Elizabeth Gilbert, author of Eat, Pray, Love, is a polarizing figure. Some even consider her whiny and self-indulgent. But I find her refreshingly honest, amusing and inspiring – especially her advice on cultivating a healthy relationship with creativity.
I’d like to share a few pointers I gleaned from her newest work of nonfiction, Big Magic. Anyone with even a glimmer of creative curiosity can take these nuggets to heart.
- Get friendly with fear. Because creativity leads to uncertain outcomes, fear almost always shows up at some point: fear of having your ideas criticized, fear of seeing your content fall flat with your target audience or fear that your cheeky social media post will backfire and create a brand crisis, for example.
There are no shortage of occasions for fear to creep in and hold you back. But if you try to fight that fear away, your creative focus will slip quietly out the back door. Instead, Gilbert’s advice is to get more comfortable coexisting with fear in creative endeavors. In other words, you can let fear tag along on your creative road trip, but don’t let it backseat drive you off the road.
- Don’t take inspiration for granted. We’ve all felt that tingly, adrenaline-laced sensation that comes with hatching an idea, or building upon an idea hatched by one of our peers. It’s a great feeling, right? And what makes it feel so great is the fact that it’s not always there. Inspiration cannot be summoned on demand, and it will not be bullied into serving us ideas. We should view inspiration, Gilbert says, as a partner or companion in our creation of something interesting.
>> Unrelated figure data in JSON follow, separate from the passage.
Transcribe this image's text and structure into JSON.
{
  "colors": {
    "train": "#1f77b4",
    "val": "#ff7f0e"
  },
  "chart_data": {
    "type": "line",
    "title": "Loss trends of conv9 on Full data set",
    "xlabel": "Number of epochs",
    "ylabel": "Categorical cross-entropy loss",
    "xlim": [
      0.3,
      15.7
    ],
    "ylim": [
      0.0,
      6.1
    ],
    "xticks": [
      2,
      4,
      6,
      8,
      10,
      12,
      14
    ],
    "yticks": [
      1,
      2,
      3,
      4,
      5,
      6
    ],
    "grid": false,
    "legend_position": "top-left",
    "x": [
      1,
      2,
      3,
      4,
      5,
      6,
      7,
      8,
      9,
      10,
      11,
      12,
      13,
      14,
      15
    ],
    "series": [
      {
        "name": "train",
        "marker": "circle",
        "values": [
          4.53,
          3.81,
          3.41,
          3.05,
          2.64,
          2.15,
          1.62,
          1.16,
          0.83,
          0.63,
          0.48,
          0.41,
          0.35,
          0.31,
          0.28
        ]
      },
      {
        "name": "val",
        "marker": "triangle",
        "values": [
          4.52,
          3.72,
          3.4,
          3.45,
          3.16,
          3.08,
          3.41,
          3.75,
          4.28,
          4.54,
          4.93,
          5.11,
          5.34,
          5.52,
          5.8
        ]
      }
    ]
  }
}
Inspiration will be there for us more often if we agree to a few ground rules: a) receive ideas with respect and curiosity, b) allow ourselves to be pleased with our creations, and, my personal favorite, c) accept projects gone awry as constructive experiments (because we’ve all been there!).
- Don’t wait for permission. If you find yourself waiting for the right project, the right title or the right training to become more creative, stop waiting. You were born with everything you need to be creative.
“To even call someone ‘a creative person’ is almost laughably redundant,’” Gilbert reminds us, “because creativity is the hallmark of our species.” You don’t have to look past Instagram or Etsy.com for proof that we, as a species, are programmed to create. But while you don’t need specialized creds to live up to your creative potential, you do need to believe you’re allowed to have a voice and vision of your own.
And – this is important – do not confuse having your own voice with being completely original. Why? Because originality is overrated. “Most things have already been done and most ideas have already been had,” says Gilbert. “There is bound to be repetition in creative instinct … but once you put your own perspective and energy behind an idea, that idea becomes your own.”
- Acknowledge the dangers of perfectionism. It has taken me nearly 34 years to grasp that nothing we do or create is beyond criticism, and that perfecting is, therefore, a colossal waste of time.
My new idol, Brené Brown, taught me that perfectionism is a behavioral shield we use to protect ourselves from shame and pain — and, more dangerously, a belief that we are capable of protecting ourselves in such a way. Perfectionism has the potential to crush our creative spirits by forcing us to toil tirelessly after something that doesn’t exist.
So, next time you catch yourself sitting on a design, a writing project or a tweet, try repeating this mantra: Good is better than perfect, and done is better than good. Remember that someone will always find fault with your work, but at some point you have to release your work as is, so that, as Gilbert says, “you can move forward with a glad and determined heart.”